Les salons de l'objet d'art

Clément Petibon, l’empreinte du temps

Né en 1991 à Tours (France), Clément Petibon a grandi au bord de la Loire, fleuve majestueux et imprévisible. Cette proximité avec les éléments a profondément marqué son enfance et continue d’influencer sa sensibilité artistique. Aujourd’hui, en tant que céramiste, il s’intéresse aux traces que le temps laisse sur nos vies et aux pouvoirs évocateurs des paysages à travers ses bols en terres mêlées grès et porcelaine.

Depuis 2018, il développe un travail de recherche autour de la notion d’art expérimental. Pour lui, chaque étape du processus est essentielle : elle permet d’apprendre, de découvrir et d’annoncer de nouvelles idées. Ce n’est pas tant le résultat qui compte, mais la manière d’y parvenir. Clément Petibon expérimente la matière comme un cheminement de pensée, se laissant guider par son instinct.

La série Héritage(s) s’inscrit dans cette réflexion en mettant en scène une danse à trois temps : construction – destruction – création.

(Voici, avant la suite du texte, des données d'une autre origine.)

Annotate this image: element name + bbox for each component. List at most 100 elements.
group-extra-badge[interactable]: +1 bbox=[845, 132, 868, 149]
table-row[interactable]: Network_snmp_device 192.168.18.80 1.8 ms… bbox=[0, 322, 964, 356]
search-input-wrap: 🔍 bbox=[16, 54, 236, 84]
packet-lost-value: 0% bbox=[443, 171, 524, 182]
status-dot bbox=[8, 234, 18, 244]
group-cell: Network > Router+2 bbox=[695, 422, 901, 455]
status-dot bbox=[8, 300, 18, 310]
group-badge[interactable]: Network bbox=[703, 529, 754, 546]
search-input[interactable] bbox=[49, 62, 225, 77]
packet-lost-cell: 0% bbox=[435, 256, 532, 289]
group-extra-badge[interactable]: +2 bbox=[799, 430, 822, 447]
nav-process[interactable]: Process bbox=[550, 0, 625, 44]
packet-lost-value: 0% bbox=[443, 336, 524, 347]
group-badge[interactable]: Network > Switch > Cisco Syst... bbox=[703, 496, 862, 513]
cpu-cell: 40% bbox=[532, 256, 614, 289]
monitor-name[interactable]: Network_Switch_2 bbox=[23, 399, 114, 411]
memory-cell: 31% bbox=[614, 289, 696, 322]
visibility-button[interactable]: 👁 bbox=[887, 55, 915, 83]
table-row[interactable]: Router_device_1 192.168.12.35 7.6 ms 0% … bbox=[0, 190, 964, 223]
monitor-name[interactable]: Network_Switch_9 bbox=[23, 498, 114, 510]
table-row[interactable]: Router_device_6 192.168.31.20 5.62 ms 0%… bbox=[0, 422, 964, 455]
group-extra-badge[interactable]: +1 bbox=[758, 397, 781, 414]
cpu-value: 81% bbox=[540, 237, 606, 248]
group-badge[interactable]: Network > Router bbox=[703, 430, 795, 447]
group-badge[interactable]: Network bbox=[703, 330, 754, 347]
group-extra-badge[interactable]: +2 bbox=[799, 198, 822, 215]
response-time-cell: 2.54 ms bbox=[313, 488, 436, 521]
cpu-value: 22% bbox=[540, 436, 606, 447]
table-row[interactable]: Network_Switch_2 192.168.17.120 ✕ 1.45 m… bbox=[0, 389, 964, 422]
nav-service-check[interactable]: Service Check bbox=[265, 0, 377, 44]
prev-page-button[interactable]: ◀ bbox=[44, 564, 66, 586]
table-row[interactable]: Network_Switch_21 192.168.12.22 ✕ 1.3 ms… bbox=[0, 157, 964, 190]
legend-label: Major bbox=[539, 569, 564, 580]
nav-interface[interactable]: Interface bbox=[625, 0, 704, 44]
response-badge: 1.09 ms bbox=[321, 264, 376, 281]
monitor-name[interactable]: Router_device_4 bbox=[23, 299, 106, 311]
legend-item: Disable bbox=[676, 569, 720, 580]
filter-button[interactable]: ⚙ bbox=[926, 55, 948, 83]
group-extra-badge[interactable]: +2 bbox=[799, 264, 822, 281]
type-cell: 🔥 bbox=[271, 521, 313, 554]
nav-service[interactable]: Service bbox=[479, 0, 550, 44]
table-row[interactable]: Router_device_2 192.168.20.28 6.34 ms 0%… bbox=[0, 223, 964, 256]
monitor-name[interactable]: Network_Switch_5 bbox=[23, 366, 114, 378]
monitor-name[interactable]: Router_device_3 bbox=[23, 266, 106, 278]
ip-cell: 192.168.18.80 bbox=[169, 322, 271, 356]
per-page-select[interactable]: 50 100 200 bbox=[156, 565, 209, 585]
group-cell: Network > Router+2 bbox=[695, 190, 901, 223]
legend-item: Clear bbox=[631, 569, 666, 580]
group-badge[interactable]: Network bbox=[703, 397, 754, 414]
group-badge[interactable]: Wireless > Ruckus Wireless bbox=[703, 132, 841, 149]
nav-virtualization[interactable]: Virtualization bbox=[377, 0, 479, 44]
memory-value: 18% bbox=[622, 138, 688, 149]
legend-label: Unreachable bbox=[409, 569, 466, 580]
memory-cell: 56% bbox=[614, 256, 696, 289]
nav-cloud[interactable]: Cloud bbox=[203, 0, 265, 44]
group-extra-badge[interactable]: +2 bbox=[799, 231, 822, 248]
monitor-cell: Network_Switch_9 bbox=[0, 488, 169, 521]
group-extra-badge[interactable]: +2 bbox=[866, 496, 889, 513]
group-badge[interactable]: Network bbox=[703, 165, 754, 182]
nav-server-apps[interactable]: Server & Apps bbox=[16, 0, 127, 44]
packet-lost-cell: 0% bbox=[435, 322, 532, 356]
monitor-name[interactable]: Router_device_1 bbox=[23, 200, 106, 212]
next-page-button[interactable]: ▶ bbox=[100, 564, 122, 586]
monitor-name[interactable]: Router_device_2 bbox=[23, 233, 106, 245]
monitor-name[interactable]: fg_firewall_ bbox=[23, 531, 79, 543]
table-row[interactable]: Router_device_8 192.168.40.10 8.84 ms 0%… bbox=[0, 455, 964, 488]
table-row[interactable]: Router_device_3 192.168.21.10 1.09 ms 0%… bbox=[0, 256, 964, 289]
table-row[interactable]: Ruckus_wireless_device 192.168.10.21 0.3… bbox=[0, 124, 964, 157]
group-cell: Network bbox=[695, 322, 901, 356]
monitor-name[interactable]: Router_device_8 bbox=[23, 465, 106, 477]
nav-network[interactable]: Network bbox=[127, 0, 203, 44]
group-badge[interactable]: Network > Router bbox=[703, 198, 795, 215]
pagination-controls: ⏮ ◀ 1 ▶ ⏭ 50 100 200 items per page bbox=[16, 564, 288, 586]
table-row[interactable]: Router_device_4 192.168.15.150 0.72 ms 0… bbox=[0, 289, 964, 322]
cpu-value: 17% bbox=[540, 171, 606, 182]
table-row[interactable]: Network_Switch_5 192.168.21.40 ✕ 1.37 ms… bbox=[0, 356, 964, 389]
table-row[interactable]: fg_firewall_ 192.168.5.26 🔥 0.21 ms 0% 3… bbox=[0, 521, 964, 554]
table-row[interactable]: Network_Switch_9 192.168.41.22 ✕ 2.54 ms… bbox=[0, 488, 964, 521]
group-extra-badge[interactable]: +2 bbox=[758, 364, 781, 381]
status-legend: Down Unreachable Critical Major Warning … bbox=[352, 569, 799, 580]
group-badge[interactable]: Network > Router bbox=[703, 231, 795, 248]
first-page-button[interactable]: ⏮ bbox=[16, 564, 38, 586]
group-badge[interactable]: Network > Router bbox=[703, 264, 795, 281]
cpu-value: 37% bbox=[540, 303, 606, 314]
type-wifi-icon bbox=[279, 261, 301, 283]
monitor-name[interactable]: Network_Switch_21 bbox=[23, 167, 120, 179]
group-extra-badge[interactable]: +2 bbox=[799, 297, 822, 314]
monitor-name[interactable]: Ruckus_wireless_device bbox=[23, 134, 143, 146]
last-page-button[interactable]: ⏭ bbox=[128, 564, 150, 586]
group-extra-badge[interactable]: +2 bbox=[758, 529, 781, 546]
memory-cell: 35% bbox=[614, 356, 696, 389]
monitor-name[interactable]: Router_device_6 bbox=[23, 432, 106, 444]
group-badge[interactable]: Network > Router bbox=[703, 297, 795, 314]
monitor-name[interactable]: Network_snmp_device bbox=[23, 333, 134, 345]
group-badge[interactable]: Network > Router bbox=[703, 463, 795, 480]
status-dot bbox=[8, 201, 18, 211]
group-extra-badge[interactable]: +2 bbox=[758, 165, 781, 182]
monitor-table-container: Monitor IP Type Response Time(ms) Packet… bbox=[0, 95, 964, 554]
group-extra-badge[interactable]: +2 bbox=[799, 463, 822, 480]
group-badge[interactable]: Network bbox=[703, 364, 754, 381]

Elle interroge notre rapport au monde et à nous-mêmes à travers une approche plastique radicale. Héritage(s) devient un archétype du contenant, dans son acception la plus simple : un objet domestique, berceau de l’humanité, nourri de récits et d’expériences.

En activant la matière par la destruction, Clément Petibon interroge son propre apprentissage technique. Le délabrement devient un outil expérimental, une manière d’explorer d’autres esthétiques, à rebours de la quête de perfection propre aux métiers d’art. La non matière, issue de cette altération, ouvre un espace de réflexion : en laissant place au vide, elle attire le regard vers l’intérieur, vers le contenu, vers l’histoire.

Portrait de Clément Petibon
objets sculpturaux

Ce processus s’inscrit également dans une réflexion critique sur notre époque. L’entropie, thème récurrent dans son travail, évoque une société en perte de repères, où l’objet devient obsolète dès sa création, et où la technologie est érigée en nouvelle divinité. Le fondement de cette recherche repose sur l’audace de remettre en question nos acquis et de préserver notre liberté de pensée.

Clément Petibon travaille essentiellement à partir de terres mêlées, composées de grès et de porcelaines colorés, qu’il assemble selon des techniques spécifiques (plaquage et estampage). Ses pièces sont ensuite cuites à haute température, dans des fours électriques ou fours à bois. Il applique engobes et émaux pour enrichir les textures.

Le cœur de sa démarche réside dans l’activation de la matière encore crue au chalumeau, ce qui altère la surface et révèle des strates géologiques, comme une fouille au sein de la terre. Cette première confrontation au feu laisse apparaître une esthétique du délabrement : la matière semble érodée, creusée, parfois jusqu’à céder la place au vide. Ce dernier devient un passage pour le regard, une ouverture vers l’imaginaire.

Ses créations prennent la forme d’objets sculpturaux, à l’esthétique brute et saillante, qui détournent la fonction attendue. L’objet devient prétexte à expression, témoignage de vie. Certaines œuvres évoquent des fresques archéologiques, des fragments d’un passé lointain qui, en surgissant aujourd’hui, racontent quelque chose de notre présent.